Mislocalization of Axonal Protein 4.1B and βII Spectrin in ΔC-Caspr-GFP/Caspr^−/− Mice Immunostaining at P6 showed depletion of Protein 4.1B at the axoglial junction in ΔC-Caspr-GFP/Caspr^−/− mice (arrowheads) and concomitant invasion of the protein into the axon between converging processes (asterisk). Although βII spectrin persisted at the axoglial junction (arrowheads) in ΔC-Caspr-GFP/Caspr^−/− mice, it was also mislocalized between converging preocesses (asterisk). Nevertheless, it was still largely excluded from the nodal complex (arrow), as observed in control Caspr-GFP/Caspr^−/− mice. The scale bar represents 5 μm.

Figure 4

Interaction of the Intracellular Domain of Caspr with Axonal Protein 4.1B Promotes Oligodendroglial Process Migration (A) Immunofluorescence at P6 for Myelin-Associated Glycoprotein (MAG), the axonal marker Neurofilament-H (NF), Caspr-GFP, and ΔC-Caspr-GFP suggested that the migration of oligodendroyte processes was delayed in Caspr^−/− and ΔC-Caspr-GFP/Caspr^−/− mice. (B) Quantitation of the gaps between the tips of migrating processes at P6 and P21. Caspr-GFP rescued the delay in process migration observed in Caspr^−/− mice at P6 whereas ΔC-Caspr-GFP did not.
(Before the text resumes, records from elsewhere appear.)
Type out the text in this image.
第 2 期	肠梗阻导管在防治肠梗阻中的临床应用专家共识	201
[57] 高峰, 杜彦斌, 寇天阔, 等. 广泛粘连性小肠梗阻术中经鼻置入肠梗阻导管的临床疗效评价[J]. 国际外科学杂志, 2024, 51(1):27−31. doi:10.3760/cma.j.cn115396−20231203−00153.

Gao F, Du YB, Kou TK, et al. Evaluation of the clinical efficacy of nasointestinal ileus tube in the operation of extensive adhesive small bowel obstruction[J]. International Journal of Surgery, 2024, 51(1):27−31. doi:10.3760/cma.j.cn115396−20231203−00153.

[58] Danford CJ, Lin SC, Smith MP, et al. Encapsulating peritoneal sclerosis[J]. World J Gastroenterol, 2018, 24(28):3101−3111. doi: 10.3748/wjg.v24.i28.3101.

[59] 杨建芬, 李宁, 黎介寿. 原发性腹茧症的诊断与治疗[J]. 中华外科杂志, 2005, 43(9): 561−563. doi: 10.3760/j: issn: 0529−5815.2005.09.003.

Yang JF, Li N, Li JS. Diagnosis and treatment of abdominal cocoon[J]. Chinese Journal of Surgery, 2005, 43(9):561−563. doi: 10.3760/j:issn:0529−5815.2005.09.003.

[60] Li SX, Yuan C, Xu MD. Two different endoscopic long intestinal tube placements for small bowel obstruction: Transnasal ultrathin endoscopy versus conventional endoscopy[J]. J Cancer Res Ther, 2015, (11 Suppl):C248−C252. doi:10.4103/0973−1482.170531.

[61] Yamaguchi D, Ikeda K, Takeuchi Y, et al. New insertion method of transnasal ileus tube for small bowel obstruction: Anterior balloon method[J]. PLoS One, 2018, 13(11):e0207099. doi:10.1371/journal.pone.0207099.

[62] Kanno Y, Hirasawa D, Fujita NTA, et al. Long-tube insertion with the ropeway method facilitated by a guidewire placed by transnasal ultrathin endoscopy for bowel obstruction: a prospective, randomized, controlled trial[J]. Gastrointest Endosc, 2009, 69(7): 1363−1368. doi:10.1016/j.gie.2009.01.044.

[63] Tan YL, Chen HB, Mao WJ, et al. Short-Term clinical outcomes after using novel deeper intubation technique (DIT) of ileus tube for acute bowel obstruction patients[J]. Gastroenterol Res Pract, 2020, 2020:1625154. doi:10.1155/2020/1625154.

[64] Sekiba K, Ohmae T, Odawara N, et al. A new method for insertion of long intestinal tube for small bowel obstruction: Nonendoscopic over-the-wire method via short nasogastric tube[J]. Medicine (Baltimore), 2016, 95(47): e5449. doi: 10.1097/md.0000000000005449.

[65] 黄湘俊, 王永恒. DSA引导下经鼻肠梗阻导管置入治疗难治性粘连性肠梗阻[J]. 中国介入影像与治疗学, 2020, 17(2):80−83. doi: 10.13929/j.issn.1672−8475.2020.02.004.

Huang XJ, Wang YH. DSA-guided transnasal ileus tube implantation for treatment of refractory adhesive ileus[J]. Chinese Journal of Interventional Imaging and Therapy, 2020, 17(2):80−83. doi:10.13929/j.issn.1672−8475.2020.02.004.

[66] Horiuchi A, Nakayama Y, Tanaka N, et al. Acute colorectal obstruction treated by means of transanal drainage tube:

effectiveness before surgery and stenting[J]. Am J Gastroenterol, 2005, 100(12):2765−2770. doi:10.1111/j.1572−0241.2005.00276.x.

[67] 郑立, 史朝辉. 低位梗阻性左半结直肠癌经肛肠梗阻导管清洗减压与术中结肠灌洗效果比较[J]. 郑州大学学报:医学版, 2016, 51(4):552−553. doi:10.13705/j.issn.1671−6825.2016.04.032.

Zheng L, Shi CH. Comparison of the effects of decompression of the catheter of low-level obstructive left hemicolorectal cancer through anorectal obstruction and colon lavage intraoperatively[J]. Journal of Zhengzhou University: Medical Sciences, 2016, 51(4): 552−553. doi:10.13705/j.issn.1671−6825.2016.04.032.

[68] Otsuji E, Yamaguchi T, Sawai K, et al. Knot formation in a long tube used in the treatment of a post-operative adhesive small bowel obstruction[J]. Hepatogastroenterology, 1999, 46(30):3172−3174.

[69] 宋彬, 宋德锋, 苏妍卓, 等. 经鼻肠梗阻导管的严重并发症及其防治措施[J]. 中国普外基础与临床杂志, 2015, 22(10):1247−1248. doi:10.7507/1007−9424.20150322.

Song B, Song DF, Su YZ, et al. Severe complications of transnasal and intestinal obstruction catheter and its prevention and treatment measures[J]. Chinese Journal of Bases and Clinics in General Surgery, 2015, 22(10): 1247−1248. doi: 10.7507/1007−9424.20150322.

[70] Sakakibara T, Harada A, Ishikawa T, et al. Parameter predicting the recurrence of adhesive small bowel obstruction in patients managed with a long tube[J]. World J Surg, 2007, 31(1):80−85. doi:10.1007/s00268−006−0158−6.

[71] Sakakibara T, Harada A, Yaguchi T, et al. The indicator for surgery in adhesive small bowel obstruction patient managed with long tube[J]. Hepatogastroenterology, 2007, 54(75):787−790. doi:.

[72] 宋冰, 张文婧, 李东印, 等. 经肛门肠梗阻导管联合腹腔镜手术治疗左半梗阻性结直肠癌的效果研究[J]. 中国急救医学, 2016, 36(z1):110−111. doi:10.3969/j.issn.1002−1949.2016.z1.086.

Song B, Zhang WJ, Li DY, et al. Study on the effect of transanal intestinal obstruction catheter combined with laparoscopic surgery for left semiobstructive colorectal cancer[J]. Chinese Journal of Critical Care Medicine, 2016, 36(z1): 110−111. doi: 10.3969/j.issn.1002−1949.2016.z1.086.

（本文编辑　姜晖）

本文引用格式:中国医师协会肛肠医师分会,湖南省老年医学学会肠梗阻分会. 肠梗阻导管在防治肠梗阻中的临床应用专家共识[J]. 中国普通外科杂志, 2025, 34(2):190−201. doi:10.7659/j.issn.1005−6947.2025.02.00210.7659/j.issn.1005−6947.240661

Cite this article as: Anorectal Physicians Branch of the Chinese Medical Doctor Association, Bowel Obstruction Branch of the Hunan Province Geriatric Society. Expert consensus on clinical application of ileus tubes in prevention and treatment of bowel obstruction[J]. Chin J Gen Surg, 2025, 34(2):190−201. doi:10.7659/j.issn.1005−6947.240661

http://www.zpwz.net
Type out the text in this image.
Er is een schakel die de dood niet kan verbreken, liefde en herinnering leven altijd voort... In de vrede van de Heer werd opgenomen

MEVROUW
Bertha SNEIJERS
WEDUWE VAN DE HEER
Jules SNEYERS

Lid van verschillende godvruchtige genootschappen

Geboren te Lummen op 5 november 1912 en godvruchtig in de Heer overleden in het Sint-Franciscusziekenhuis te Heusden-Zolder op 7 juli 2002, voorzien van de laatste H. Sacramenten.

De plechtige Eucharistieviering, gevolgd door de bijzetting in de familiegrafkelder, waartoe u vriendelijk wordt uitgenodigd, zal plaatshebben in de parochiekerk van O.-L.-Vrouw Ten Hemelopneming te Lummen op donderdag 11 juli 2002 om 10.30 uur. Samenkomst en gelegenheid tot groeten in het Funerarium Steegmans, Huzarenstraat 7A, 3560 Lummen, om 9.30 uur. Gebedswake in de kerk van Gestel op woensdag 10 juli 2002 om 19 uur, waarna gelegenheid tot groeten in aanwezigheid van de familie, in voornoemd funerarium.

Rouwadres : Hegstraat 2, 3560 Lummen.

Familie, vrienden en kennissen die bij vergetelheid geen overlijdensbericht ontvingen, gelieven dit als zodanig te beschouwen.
However, by P21 there was no significant difference in the width of the nodal gap among the four genotypes. Values are means ± SEM (n = 3 mice per genotype, a minimum of 50 gaps between converging pairs of processes were measured per mouse; ^∗∗∗p ≤ 0.001 and ^∗∗p ≤ 0.01, Tukey’s multiple comparison test). (C and D) Immunofluorescence (C) and quantitative analysis (D) of Protein 4.1B null (4.1B^−/−) spinal cord fibers at P6 (as in A and B) showed that the convergence of oligodendroglial processes was also significantly delayed compared with WT fibers. Values are means ± SEM (n = 3 mice per genotype, a minimum of 50 gaps between converging pairs of processes were measured per mouse; ^∗∗∗p ≤ 0.001, unpaired Student’s t test). The scale bars represent 5 μm.